Un adolescent s’approche d’un pas déterminé, ôte sa capuche d’un air furieux. Sa peau était bien plus claire que celle des Camotswe ; ses yeux gris lançaient des éclairs.
– Ce n’est pas parce qu’elle est muette qu’il faut lui parler comme ça !
Sidérée.
Qu’est-ce qu’il vient de dire ?
En voyant l’expression du visage de Myra, Kobē ne peut pas s’empêcher de pouffer de rire.
– Danoe, c’est bien ça ton nom ? Danoe Toca, le Metys.
Il avait éructé ce dernier mot. Il est vrai que les Metys n’ont pas la vie facile, que ce soit de ce côté-ci de la frontière, ou bien de l’autre.
L’autre ne répond pas pour autant. il préfère se diriger vers la fillette et lui présenter ses hommages.
Bien qu’elle lui rende son sourire, Myra recule, gênée. Elle n’est pas une vraie princesse, elle n’a pas de légitimité à ce qu’on lui fasse une révérence… ou quoique ce soit d’autre, d’ailleurs ! C’est un adolescent sympathique, mais bien trop dévoué.
– J’ai connu un Toca, à la guerre, poursuivit Kobē. Un Tejinn.
Le Metys pivote, les poings serrés, les pupilles ardentes.
– Il m’a supplié de ne pas le tuer. J’ai glissé la lame de mon sabre dans sa bouche. Elle a traversé son crâne comme si c’était du beurre.
– Quand bien même c’eût été mon géniteur, je n’en ai cure de tes exploits, grince Danoe. C’est pour les Camotwe que je combats, c’est pour notre liberté que je suis ici.
– Un traître n’aurait pas mieux dit, siffle Kobē.

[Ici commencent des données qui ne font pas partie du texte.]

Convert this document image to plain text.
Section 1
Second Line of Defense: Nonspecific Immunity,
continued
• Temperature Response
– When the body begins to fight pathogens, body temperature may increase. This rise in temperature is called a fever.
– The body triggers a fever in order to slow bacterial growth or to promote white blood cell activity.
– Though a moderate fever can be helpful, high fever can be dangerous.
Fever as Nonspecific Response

C’en est trop. Danoe pousse un cri de rage, s’élance vers le provocateur. Kobē rit sous cape. Il peut démonter cet idiot en moins de trois secondes. Alors qu’il se met en garde, les muscles roulent sous sa peau, semblables à une houle qui se lève.
– ÇA SUFFIT MAINTENANT !
Le cri avait retenti, résonné, s’était propagé dans tout le campement.
Une voix étrange.
Aussi douce qu’une lame émoussée.
Aussi harmonieuse que le crissement du sable pris dans les rouages d’un mécanisme.
Aussi mélodieuse que le coassement des oiseaux du crépuscule aux abords des grottes de Fihnn.
La voix rouillée, grinçante, éraillée de Myra, qui s’était interposée.
Kobē, qui en avait pourtant l’habitude, recula d’un pas. Mais ce n’était pas vers lui que la fillette s’était tournée en s’interposant.
Danoe s’était figé, choqué par ce son inconnu qu’il avait cru sorti des enfers. Yeux écarquillés, bouche béante prolongée en un rictus sordide.
Myra lisait dans son regard l’effroi, le désarroi, l’incompréhension.
Et pire encore.
Au fond d’elle-même, elle sentit résonner l’écho des pensées du Metys. Un mélange de dégoût et de pitié qui lui donna la nausée.
Myra baissa doucement les bras en signe d’abandon. Qu’il se fasse donc ratatiner, ce grand dadais blanchi et fatalement superficiel.
Elle laissa là les deux adolescents ébranlés, honteux, cois, pour s’enfoncer davantage dans le désert.
Elle pouvait bien mourir de froid cette nuit ; son coeur était déjà gelé, de toute façon.